If we want fashion to be sustainable, we must slow down (Part II)

sustainable fashion

From luxury retailers to fast fashion, the fashion industry’s main concern is getting to the next trend and getting consumers to buy into it. Creating needs instead of producing items consumers actually need. I launched Senza Tempo, an accessible luxury women’s clothing line, because I couldn’t find a simple, well-made, black A-line skirt — a style that’s never really out of style.

Globalization accelerated the retail life cycle and ultimately created a vicious circle that’s wreaking havoc on retailers bottom-lines (it’s no secret the fashion industry in crisis) and the environment (most don’t realize that the fashion industry is the second dirtiest industry behind big oil and rife with labor abuses.) We live in a world of short-lived micro-trends brought about by the collapse in trade barriers in the late 90s. Manufacturing was outsourced to the lowest bidder and the overall quality of our clothing declined along with prices. Clothing is cheaper than it was 20 years ago, but there’s a cost in terms of its impact on the environment and the human condition.

Ethical, organic, sustainable, fair trade — they are all great buzzwords, but if consumers really want to shop responsibly then they need to shop mindfully. In order for fashion to be truly sustainable, we must slow down. Fashion companies need to get back to basics and produce fashionable high quality, versatile wardrobe essentials. The market is missing a brand that makes garments that are meant to be worn repeatedly and last for years. Consumers need to buy less and buy better.

In order to buy less, every garment you own needs to be truly versatile. Versatility starts with the design and ends with the fabric. The designs must have clean lines and classic silhouettes. Three timeless silhouettes anchor Senza Tempo’s collection: the hourglass, shift and A-line trapeze. The shapes flatter a wide range of body types and personal styles — and they are always available. We also keep our designs deliberately simple with clean lines and European style tailoring

If you inventory your closet and identify the items you’ve worn the most, I’m willing to bet there’s an inverse relationship between the number of times an item was worn and how ornate it is.

Fabric is the second aspect that determines a garment’s versatility. At Senza Tempo, we use only the finest natural fabrics, and line all of our garments in silk. Using silk linings is common in high-end ready-to-wear, but less so at the advanced contemporary price point. Silk linings are a luxury and necessity in our view. Silk is breathable and adjusts to your body temperature — cooling you in the summer and warming you in the winter. It isn’t necessarily the wool that makes a suit or dress unbearable during the warmer months, but the fact that it’s lined in acetate, which is a plastic derivative.

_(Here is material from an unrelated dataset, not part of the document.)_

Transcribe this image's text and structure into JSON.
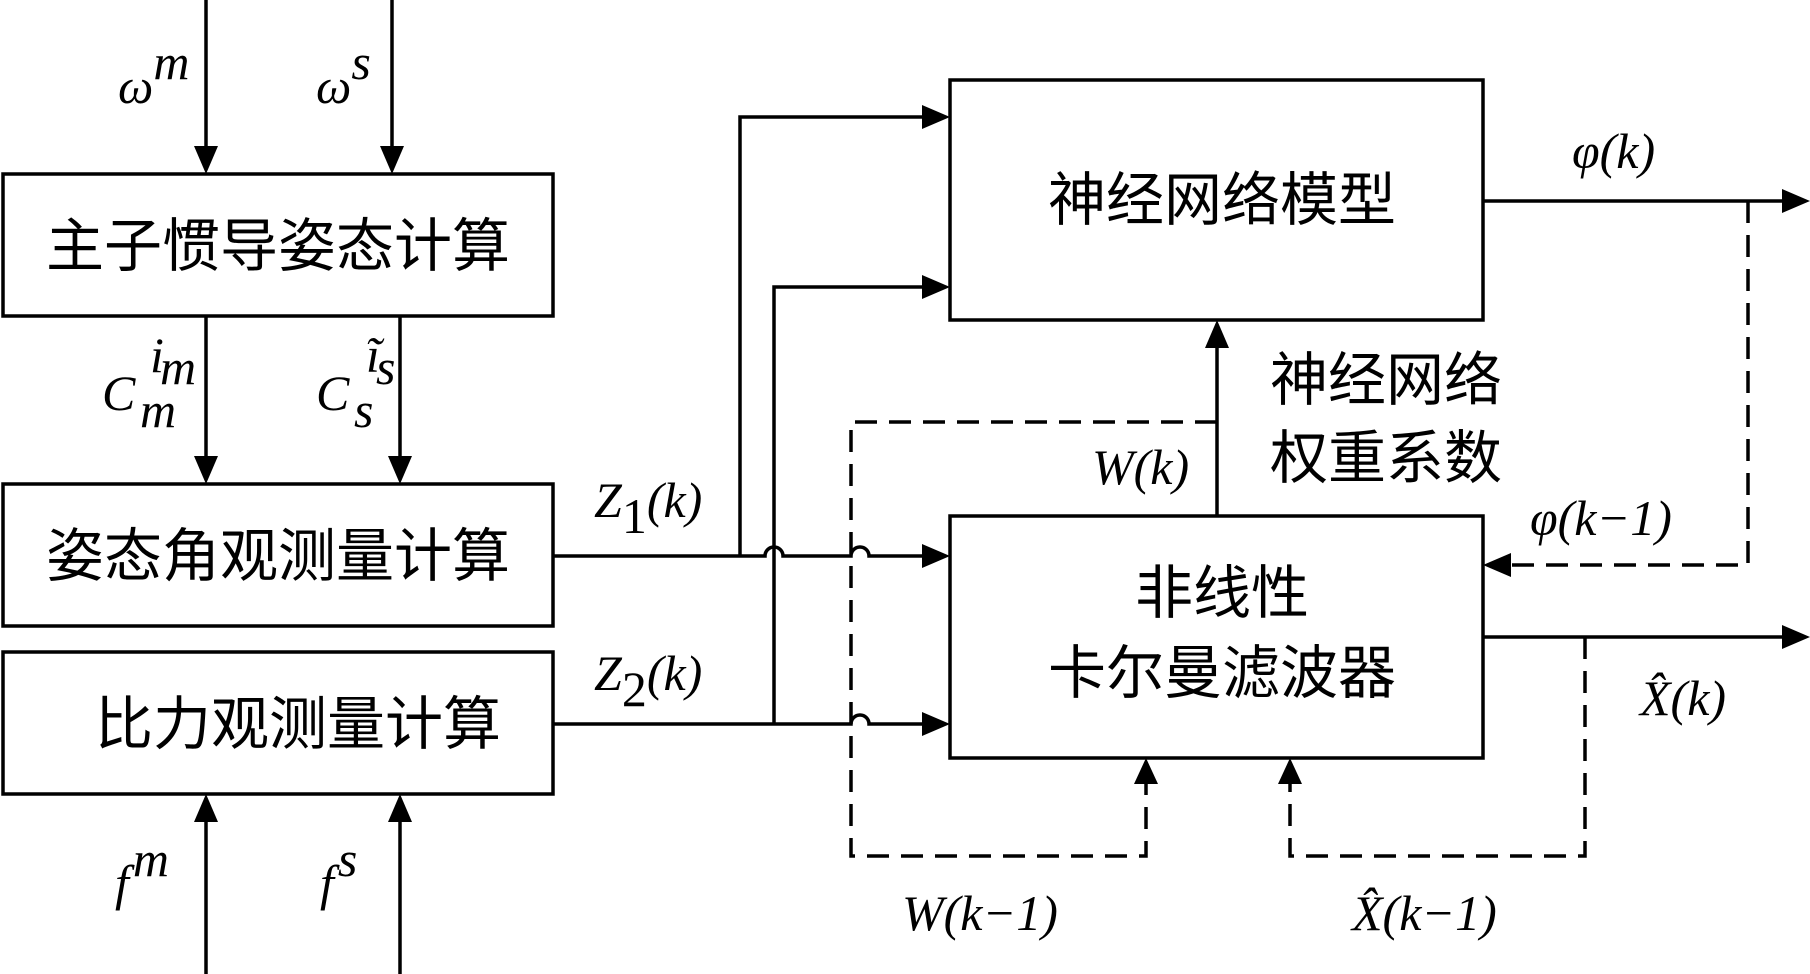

The one detail helps a garment better span the seasons, thus increase its wearablity. The seasons are blending, unseasonably hot or cold temperatures are the norm no matter where you live, yet most retailers continue to produce highly season specific garments.

Buying better quality items isn’t about the label, but the design, fabrication and construction. Details like interfacing around the neckline or armholes, which give it a clean finish, are skipped since the consumer can’t see them. All the consumer sees is the label. Most garment workers are paid based on the number of garments they complete in an hour. The factory where our garments are made in downtown Los Angeles, which has some of the strictest labor laws in the world, are paid by the number of hours it takes to make a garment. Whether I produce 12 or 1200 Jackie dresses my cost of labor is the same. Volume doesn’t change the fact that this dress takes approximately 11 hours to create. If volume is the goal, then quality will never be a priority.

Versatile items in classic styles that are fashionable season after season — that’s what’s sustainable.  High-quality garments made by people paid a living wage — that’s what’s sustainable.   At Senza Tempo, we’re doing both.